Gautier était un auteur-compilateur. Si Huot cherche quelqu’un qui aurait rangé ses poèmes lui-même dans une suite, elle le trouve dans sa personne ; si elle a besoin d’un recueil complété par d’autres compilateurs, elle a à sa disposition entre autres le manuscrit D des Miracles. Nous ne connaissons qu’un seul ouvrage de Gautier hors ses Miracles : c’est La Vie de Sainte Cristine, conservée par deux manuscrits et quelques fragments d’un troisième.[28] C’est un ouvrage de jeunesse, dit-on, qui a été associé dans l’un des deux manuscrits complets connus par nous avec les Miracles ; c’est le E selon la siglaison de Ducrot-Granderye. Il est vrai que ce manuscrit est tardif (daté de 1465 par la scribe), mais il se peut bien que l’idée de cette association soit antérieure. Dans E le caractère lyrico-narratif est pratiquement anéanti, comme le compilateur garde seulement les chansons de l’histoire de Sainte Leochade, qui ferme la première partie du recueil, la première strophe de la chanson qui suit immédiatement le prologue du second livre pour ne pas devoir mutiler le texte narratif du modèle, et en dernier lieu la chanson Entendez tuit.

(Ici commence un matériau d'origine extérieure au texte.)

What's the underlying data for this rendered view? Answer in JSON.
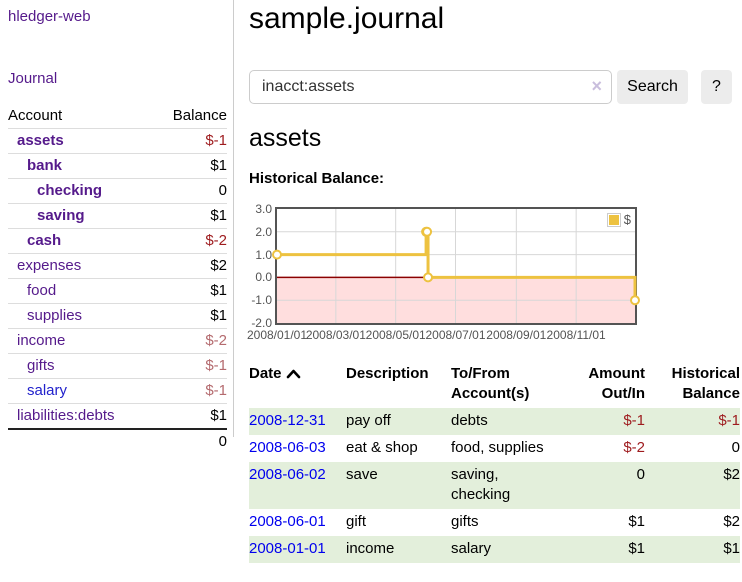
{
  "brand": "hledger-web",
  "nav": {
    "journal": "Journal"
  },
  "sidebar": {
    "header": {
      "account": "Account",
      "balance": "Balance"
    },
    "accounts": [
      {
        "name": "assets",
        "level": 1,
        "balance": "$-1",
        "bold": true,
        "val": "neg-dark",
        "link": ""
      },
      {
        "name": "bank",
        "level": 2,
        "balance": "$1",
        "bold": true,
        "val": "",
        "link": ""
      },
      {
        "name": "checking",
        "level": 3,
        "balance": "0",
        "bold": true,
        "val": "",
        "link": ""
      },
      {
        "name": "saving",
        "level": 3,
        "balance": "$1",
        "bold": true,
        "val": "",
        "link": ""
      },
      {
        "name": "cash",
        "level": 2,
        "balance": "$-2",
        "bold": true,
        "val": "neg-dark",
        "link": ""
      },
      {
        "name": "expenses",
        "level": 1,
        "balance": "$2",
        "bold": false,
        "val": "",
        "link": ""
      },
      {
        "name": "food",
        "level": 2,
        "balance": "$1",
        "bold": false,
        "val": "",
        "link": ""
      },
      {
        "name": "supplies",
        "level": 2,
        "balance": "$1",
        "bold": false,
        "val": "",
        "link": ""
      },
      {
        "name": "income",
        "level": 1,
        "balance": "$-2",
        "bold": false,
        "val": "neg-soft",
        "link": ""
      },
      {
        "name": "gifts",
        "level": 2,
        "balance": "$-1",
        "bold": false,
        "val": "neg-soft",
        "link": ""
      },
      {
        "name": "salary",
        "level": 2,
        "balance": "$-1",
        "bold": false,
        "val": "neg-soft",
        "link": "blue"
      },
      {
        "name": "liabilities:debts",
        "level": 1,
        "balance": "$1",
        "bold": false,
        "val": "",
        "link": ""
      }
    ],
    "total": "0"
  },
  "main": {
    "title": "sample.journal",
    "search": {
      "value": "inacct:assets",
      "clear": "×",
      "search_button": "Search",
      "help_button": "?"
    },
    "account_heading": "assets",
    "chart_title": "Historical Balance:"
  },
  "chart_data": {
    "type": "line",
    "step": true,
    "title": "Historical Balance",
    "legend": {
      "label": "$",
      "position": "top-right"
    },
    "series": [
      {
        "name": "$",
        "color": "#edc240",
        "x": [
          "2008-01-01",
          "2008-06-01",
          "2008-06-02",
          "2008-06-03",
          "2008-12-31"
        ],
        "y": [
          1,
          2,
          2,
          0,
          -1
        ]
      }
    ],
    "xlim": [
      "2008-01-01",
      "2008-12-31"
    ],
    "ylim": [
      -2,
      3
    ],
    "x_ticks": [
      {
        "date": "2008-01-01",
        "label": "2008/01/01"
      },
      {
        "date": "2008-03-01",
        "label": "2008/03/01"
      },
      {
        "date": "2008-05-01",
        "label": "2008/05/01"
      },
      {
        "date": "2008-07-01",
        "label": "2008/07/01"
      },
      {
        "date": "2008-09-01",
        "label": "2008/09/01"
      },
      {
        "date": "2008-11-01",
        "label": "2008/11/01"
      }
    ],
    "y_ticks": [
      {
        "value": 3,
        "label": "3.0"
      },
      {
        "value": 2,
        "label": "2.0"
      },
      {
        "value": 1,
        "label": "1.0"
      },
      {
        "value": 0,
        "label": "0.0"
      },
      {
        "value": -1,
        "label": "-1.0"
      },
      {
        "value": -2,
        "label": "-2.0"
      }
    ],
    "grid": true,
    "colors": {
      "negative_region": "#ffdede",
      "zero_line": "#8b0000",
      "grid_line": "#d7d7d7",
      "border": "#545454"
    }
  },
  "register": {
    "headers": {
      "date": "Date",
      "description": "Description",
      "accounts": "To/From Account(s)",
      "amount": "Amount Out/In",
      "balance": "Historical Balance"
    },
    "rows": [
      {
        "date": "2008-12-31",
        "description": "pay off",
        "accounts": "debts",
        "amount": "$-1",
        "balance": "$-1",
        "amount_neg": true,
        "balance_neg": true
      },
      {
        "date": "2008-06-03",
        "description": "eat & shop",
        "accounts": "food, supplies",
        "amount": "$-2",
        "balance": "0",
        "amount_neg": true,
        "balance_neg": false
      },
      {
        "date": "2008-06-02",
        "description": "save",
        "accounts": "saving, checking",
        "amount": "0",
        "balance": "$2",
        "amount_neg": false,
        "balance_neg": false
      },
      {
        "date": "2008-06-01",
        "description": "gift",
        "accounts": "gifts",
        "amount": "$1",
        "balance": "$2",
        "amount_neg": false,
        "balance_neg": false
      },
      {
        "date": "2008-01-01",
        "description": "income",
        "accounts": "salary",
        "amount": "$1",
        "balance": "$1",
        "amount_neg": false,
        "balance_neg": false
      }
    ]
  }
}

Le manuscrit H a choisi une autre présentation du contexte des récits. Son compilateur a considéré comme centrale « l’œuvre » de la Vierge, et à la manière des vitae des saints et des martyrs, il a copié sa vie, sa mort et l’histoire de la Passion devant les Miracles de Gautier.[29] Les manuscrits R et L, déjà du 14e siècle, sont semblables dans leur conception. Le fait que les tables généalogiques de la Vierge apparaissent peut apparenter ces manuscrits avec d’autres genres, de principe généalogique.

Dans une partie des manuscrits qui ne contiennent que dans un état fragmentaire les Miracles, et d’où en général il manque les chansons, les récits sont entourés par des histoires des Vies des pères, ou autres contes pieux, tirés de la Bible ou de la littérature hagiographique et didactique religieuse.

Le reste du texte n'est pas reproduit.